Some “hardcore” Burning Man attendees have opted to stay on the muddy remains of Black Rock City and keep the party going — claiming that it’s a better scene now that the thousands of “weak” festival-goers who hit the road when the travel ban was lifted earlier this week are gone.
The mass exodus “weeded out the weak,” Sarah Jane Woodall, 46, told the Daily Mail.
Woodall – who is better known by her online fanbase as Wonderhussy – said the horrific conditions actually improved the experience by “distilling the attendance down to just the hard-core survivors.”
She noted that she planned to stay through at least Wednesday, but others told Live 5 News they may stay even longer as traffic snarled the “narrow two-lane highway” out of the Nevada Black Rock Desert, where the annual festival is held.
Traffic was so congested at one point that drivers spent about seven hours to drive just five miles.
“This is my thirteenth time, and for me it was exactly what was needed,” Woodall said of her experience at this year’s Burning Man.
“It’s kind of a thing with veteran Burning Man attendees that you become sort of jaded, like ‘Oh, 13 times? It’s always the same thing, this is getting boring. Why do I do this every year?’
“I was having those thoughts earlier in the week, and then when it started raining, it completely changed the event for me,” she explained.
“For me, it made it one of the best I’ve had because it was so interesting and it also weeded out the weak.”
For many long-time Burners like herself, Woodall said, there is a resentment toward the newbies.
“Another complaint among Burners is, ‘Oh, these new people, they don’t understand Burning Man culture. They just come for the weekend, they think it’s Coachella, they’re half-assed partiers.’
“Well, all those people left as soon as they could.”
Woodall went on to say that she did not plan to leave on Tuesday, when the travel time was cut to just two to three hours.
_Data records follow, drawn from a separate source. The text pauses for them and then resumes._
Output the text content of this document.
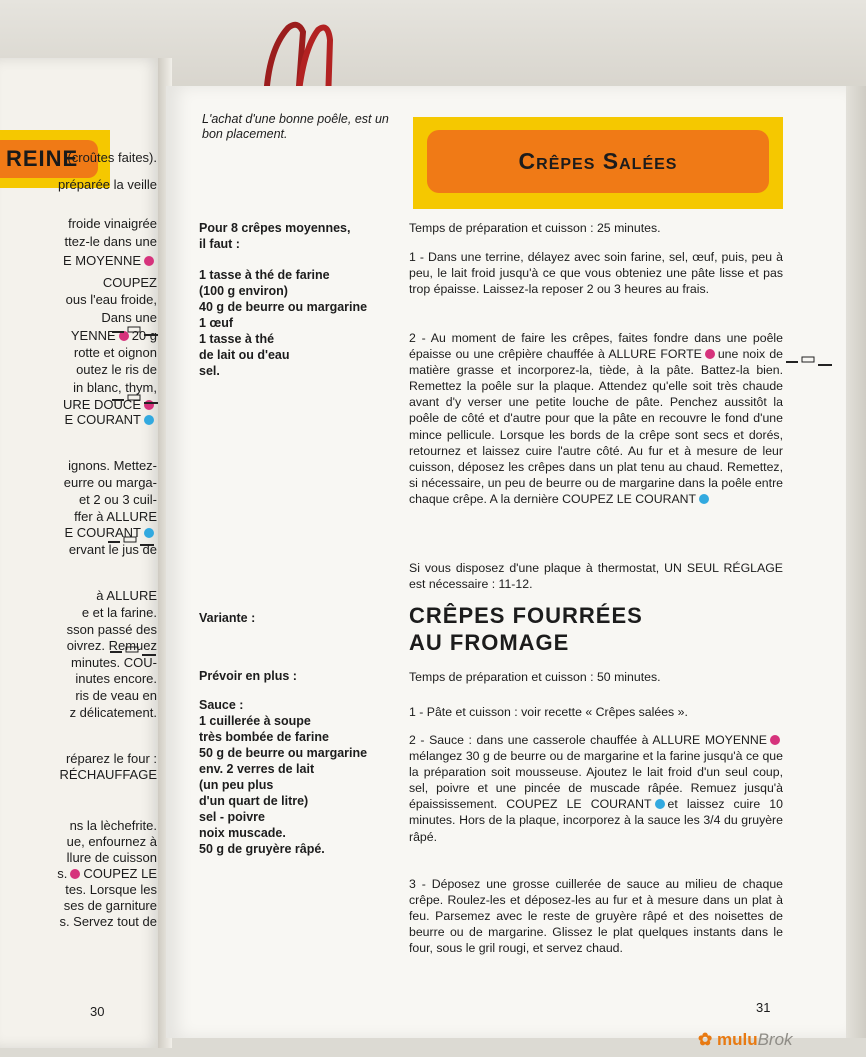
REINE
(croûtes faites).
préparée la veille
froide vinaigrée
ttez-le dans une
E MOYENNE
ous l'eau froide,
COUPEZ
Dans une
YENNE 20 g
rotte et oignon
outez le ris de
in blanc, thym,
URE DOUCE
E COURANT
ignons. Mettez-
eurre ou marga-
et 2 ou 3 cuil-
ffer à ALLURE
E COURANT
ervant le jus de
à ALLURE
e et la farine.
sson passé des
oivrez. Remuez
minutes. COU-
inutes encore.
ris de veau en
z délicatement.
réparez le four :
RÉCHAUFFAGE
ns la lèchefrite.
ue, enfournez à
llure de cuisson
s. COUPEZ LE
tes. Lorsque les
ses de garniture
s. Servez tout de
30
L'achat d'une bonne poêle, est un bon placement.
Crêpes Salées
Pour 8 crêpes moyennes,
il faut :
1 tasse à thé de farine
(100 g environ)
40 g de beurre ou margarine
1 œuf
1 tasse à thé
de lait ou d'eau
sel.
Temps de préparation et cuisson : 25 minutes.
1 - Dans une terrine, délayez avec soin farine, sel, œuf, puis, peu à peu, le lait froid jusqu'à ce que vous obteniez une pâte lisse et pas trop épaisse. Laissez-la reposer 2 ou 3 heures au frais.
2 - Au moment de faire les crêpes, faites fondre dans une poêle épaisse ou une crêpière chauffée à ALLURE FORTE une noix de matière grasse et incorporez-la, tiède, à la pâte. Battez-la bien. Remettez la poêle sur la plaque. Attendez qu'elle soit très chaude avant d'y verser une petite louche de pâte. Penchez aussitôt la poêle de côté et d'autre pour que la pâte en recouvre le fond d'une mince pellicule. Lorsque les bords de la crêpe sont secs et dorés, retournez et laissez cuire l'autre côté. Au fur et à mesure de leur cuisson, déposez les crêpes dans un plat tenu au chaud. Remettez, si nécessaire, un peu de beurre ou de margarine dans la poêle entre chaque crêpe. A la dernière COUPEZ LE COURANT
Si vous disposez d'une plaque à thermostat, UN SEUL RÉGLAGE est nécessaire : 11-12.
Variante :	CRÊPES FOURRÉES
AU FROMAGE
Prévoir en plus :
Sauce :
1 cuillerée à soupe
très bombée de farine
50 g de beurre ou margarine
env. 2 verres de lait
(un peu plus
d'un quart de litre)
sel - poivre
noix muscade.
50 g de gruyère râpé.
Temps de préparation et cuisson : 50 minutes.
1 - Pâte et cuisson : voir recette « Crêpes salées ».
2 - Sauce : dans une casserole chauffée à ALLURE MOYENNEmélangez 30 g de beurre ou de margarine et la farine jusqu'à ce que la préparation soit mousseuse. Ajoutez le lait froid d'un seul coup, sel, poivre et une pincée de muscade râpée. Remuez jusqu'à épaississement. COUPEZ LE COURANT et laissez cuire 10 minutes. Hors de la plaque, incorporez à la sauce les 3/4 du gruyère râpé.
3 - Déposez une grosse cuillerée de sauce au milieu de chaque crêpe. Roulez-les et déposez-les au fur et à mesure dans un plat à feu. Parsemez avec le reste de gruyère râpé et des noisettes de beurre ou de margarine. Glissez le plat quelques instants dans le four, sous le gril rougi, et servez chaud.
31
✿ muluBrok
“People are tired and stressed, and so conditions are probably going to be unsafe,” she said, noting: “It’s a narrow, two-lane highway in and out of here.
“I would rather not get into that mess, so I made the decision to stay and wait until the bulk of the population has left.”
She added that dozens of diehard Burners were planning to stay for the burning of a makeshift temple on Tuesday night, so a second wave of departures was expected for Wednesday.
But some planned to stay even longer, with one unidentified man telling Live 5 News: “I feel like people might be here ‘til Thursday.”
“We’re going to be stuck here a few extra days, and that’s just one thing you have to plan for when you come to Burning Man,” another reveler told the local news station, while a third explained, “We’re all happy here, we don’t want this to end.”
More than 73,000 festival attendees spent the weekend stuck in foot-deep mud after a rain storm drenched the Black Rock Desert, according to the Reno Gazette Journal.
As torrential downpour continued, event organizers told the thousands who were stuck to conserve their food and water as traveling back and forth on the muddy roads became nearly impossible.
Cutter Ray Palacios, a first-time Burning Man attendee, told FOX Weather attendees spent the time telling stories, playing music and card games, spending time in art installations known as “art cars” and watching the sun rise together.
He also noted how some people shared food, water and other resources with one another, particularly as the remote location of the festival and the road closures caused by floodwater prevented attendees from leaving or receiving much outside help.
“Burning Man’s all about community and talking with one another, and we continued to do that through the rain,” he said.
Yet at least one death has been confirmed at Burning Man during the flooding rains on Friday.
Leon Reece of Truckee, Calif. was pronounced dead by a doctor on Sept. 1, but Washoe County Regional Medical Examiner’s Office officials said preliminary results show the 32-year-old likely had drugs in his system.
“The cause and manner of death are pending investigation, but drug intoxication is suspected,” the medical examiner’s office said in a statement on Tuesday.
Reece’s manner and cause of death are still pending. An autopsy is being conducted and an investigation is ongoing, law enforcement officials said Tuesday.